Protesters torch Rabea monument
Dozens of students marched to the Rabea al-Adaweya Mosque in Cairo’s eastern neighborhood of Nasr City Wednesday evening and set fire to scaffolding around a monument erected by security forces. The students were reported to be from an Islamist coalition known as “Students Against the Coup.”
The group is reported to have marched on Rabea al-Adaweya from the nearby Al-Azhar University dormitories. They held up the four-fingered “Rabea” salute along with posters of imprisoned Islamists and ousted President Mohamed Morsi.

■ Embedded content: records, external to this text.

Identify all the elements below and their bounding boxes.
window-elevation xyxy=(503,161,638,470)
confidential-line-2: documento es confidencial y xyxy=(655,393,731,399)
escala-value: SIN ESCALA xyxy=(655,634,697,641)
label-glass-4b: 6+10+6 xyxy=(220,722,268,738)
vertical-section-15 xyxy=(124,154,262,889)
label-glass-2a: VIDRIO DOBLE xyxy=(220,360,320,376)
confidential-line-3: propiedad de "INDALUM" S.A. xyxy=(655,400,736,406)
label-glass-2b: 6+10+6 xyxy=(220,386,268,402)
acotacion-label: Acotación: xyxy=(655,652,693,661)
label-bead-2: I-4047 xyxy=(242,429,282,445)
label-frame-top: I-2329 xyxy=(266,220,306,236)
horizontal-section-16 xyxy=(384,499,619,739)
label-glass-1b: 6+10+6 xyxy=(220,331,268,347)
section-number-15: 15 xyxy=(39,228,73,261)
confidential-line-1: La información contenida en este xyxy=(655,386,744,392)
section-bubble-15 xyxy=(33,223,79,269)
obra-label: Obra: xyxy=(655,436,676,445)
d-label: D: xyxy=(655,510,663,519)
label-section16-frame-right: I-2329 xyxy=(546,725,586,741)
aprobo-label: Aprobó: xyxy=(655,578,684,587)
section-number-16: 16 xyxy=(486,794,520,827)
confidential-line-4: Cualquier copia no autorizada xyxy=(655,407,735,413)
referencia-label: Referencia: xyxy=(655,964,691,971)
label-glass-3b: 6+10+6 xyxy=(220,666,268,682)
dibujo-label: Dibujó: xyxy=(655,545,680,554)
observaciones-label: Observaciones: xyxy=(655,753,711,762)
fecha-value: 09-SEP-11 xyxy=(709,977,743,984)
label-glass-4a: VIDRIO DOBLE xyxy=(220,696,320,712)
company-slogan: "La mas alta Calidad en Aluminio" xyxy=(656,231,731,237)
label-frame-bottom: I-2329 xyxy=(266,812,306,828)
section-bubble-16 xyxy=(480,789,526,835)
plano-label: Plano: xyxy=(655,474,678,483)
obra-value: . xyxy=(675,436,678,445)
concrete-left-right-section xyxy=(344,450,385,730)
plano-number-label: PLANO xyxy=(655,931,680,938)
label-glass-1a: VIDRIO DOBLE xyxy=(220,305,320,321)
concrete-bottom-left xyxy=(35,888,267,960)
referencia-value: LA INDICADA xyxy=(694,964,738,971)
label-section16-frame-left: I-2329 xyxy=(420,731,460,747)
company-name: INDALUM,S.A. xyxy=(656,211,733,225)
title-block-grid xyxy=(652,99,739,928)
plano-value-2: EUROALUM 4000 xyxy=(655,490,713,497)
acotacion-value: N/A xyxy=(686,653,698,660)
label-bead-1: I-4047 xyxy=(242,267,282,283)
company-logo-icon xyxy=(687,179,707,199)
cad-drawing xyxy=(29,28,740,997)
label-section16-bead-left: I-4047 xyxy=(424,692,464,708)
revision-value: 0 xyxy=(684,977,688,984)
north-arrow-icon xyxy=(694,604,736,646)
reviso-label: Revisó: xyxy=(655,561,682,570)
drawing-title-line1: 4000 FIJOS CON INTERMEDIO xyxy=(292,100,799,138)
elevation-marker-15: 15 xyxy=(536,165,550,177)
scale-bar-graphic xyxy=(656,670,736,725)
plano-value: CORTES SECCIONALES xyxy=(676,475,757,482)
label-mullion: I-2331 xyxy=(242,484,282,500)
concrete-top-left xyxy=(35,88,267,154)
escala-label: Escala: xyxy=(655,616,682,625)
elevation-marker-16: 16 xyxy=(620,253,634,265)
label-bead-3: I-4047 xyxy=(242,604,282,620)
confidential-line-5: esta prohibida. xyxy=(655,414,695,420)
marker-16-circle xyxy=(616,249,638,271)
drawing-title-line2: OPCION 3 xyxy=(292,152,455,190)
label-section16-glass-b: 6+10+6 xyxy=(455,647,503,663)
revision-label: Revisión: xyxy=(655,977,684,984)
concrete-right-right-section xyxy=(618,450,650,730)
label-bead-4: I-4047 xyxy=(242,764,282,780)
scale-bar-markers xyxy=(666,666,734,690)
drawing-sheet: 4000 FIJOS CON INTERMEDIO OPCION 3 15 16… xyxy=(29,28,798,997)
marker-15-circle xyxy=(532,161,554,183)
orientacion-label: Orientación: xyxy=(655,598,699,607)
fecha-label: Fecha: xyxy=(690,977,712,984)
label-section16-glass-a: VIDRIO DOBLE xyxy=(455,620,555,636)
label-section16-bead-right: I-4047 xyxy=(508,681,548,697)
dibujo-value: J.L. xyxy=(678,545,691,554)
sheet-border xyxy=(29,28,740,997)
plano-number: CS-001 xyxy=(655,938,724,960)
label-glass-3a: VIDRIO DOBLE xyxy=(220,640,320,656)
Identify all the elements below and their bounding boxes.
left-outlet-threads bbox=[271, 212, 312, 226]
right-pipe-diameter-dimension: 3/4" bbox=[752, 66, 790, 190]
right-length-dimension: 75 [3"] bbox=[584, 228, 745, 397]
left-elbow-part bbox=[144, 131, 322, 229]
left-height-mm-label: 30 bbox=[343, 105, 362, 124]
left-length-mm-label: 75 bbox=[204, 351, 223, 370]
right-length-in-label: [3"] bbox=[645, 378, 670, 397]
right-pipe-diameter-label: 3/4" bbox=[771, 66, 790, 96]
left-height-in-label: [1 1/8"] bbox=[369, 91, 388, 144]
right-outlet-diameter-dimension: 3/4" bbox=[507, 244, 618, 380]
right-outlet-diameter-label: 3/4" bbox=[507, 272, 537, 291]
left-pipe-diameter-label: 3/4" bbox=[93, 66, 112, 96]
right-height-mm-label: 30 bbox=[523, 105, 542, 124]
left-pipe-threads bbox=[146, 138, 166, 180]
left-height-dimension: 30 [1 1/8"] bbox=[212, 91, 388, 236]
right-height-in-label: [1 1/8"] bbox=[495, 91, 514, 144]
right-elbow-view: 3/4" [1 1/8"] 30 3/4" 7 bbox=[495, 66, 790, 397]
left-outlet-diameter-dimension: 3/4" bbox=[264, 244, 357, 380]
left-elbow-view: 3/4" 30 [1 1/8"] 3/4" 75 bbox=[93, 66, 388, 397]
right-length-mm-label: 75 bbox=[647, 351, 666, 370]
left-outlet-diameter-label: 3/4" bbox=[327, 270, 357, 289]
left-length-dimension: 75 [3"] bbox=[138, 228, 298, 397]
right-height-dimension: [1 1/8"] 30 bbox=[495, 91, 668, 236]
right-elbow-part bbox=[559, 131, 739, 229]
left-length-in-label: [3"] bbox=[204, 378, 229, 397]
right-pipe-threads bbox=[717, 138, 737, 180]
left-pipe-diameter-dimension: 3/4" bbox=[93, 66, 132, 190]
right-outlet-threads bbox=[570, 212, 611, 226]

Videos circulating on social networking sites showed protesters chanting slogans against military rule and against presidential candidate Field Marshal Abdel Fattah al-Sisi. Morsi promoted Sisi to head the Armed Forces during a reshuffle in 2012, but moved to topple the Islamist president on July 3, 2013 following mass protests against his rule.
The protesters appear to have set fire to wooden scaffolding around the marble monument that authorities had built at Rabea after a pro-Morsi encampment had been forcibly cleared on August 14, 2013. The monument was meant to symbolize two hands, representing the police and military, surrounding a white globe symbolizing the people.
From late June to August 14, Rabea al-Adaweya had been the site of a protest camp supporting Morsi and his then-ruling Muslim Brotherhood.
Riot police and military personnel have been deployed in large numbers around this mosque since the dispersal, which led to the deaths of several hundred Islamist protesters.
Morsi supporters, members of the outlawed Brotherhood and their allies in the “Anti-Coup Alliance” have repeatedly sought to march on Rabea but have always been pushed back, and often arrested, by security forces deployed around the mosque and its environs.
However, a large number of riot police trucks and armored personnel carriers were moved away from the area over the past week.
Speaking by telephone on the Qatari-based Al-Jazeera satellite channel, one of the protest organizers said that there were no security forces present there upon their arrival.
“Thank God, we came and concluded our protest stand before they could be deployed,” the organizer said.
Some media reports mention that today’s protest was sparked by the death of student Mohamed Ayman, a pro-Morsi activist from Ain Shams University. Ayman reportedly died of shotgun wounds he had suffered while partaking in a protest march on Tuesday.
Other reports mention that Wednesday’s protest was a result of death sentences recently issued against some Islamist students.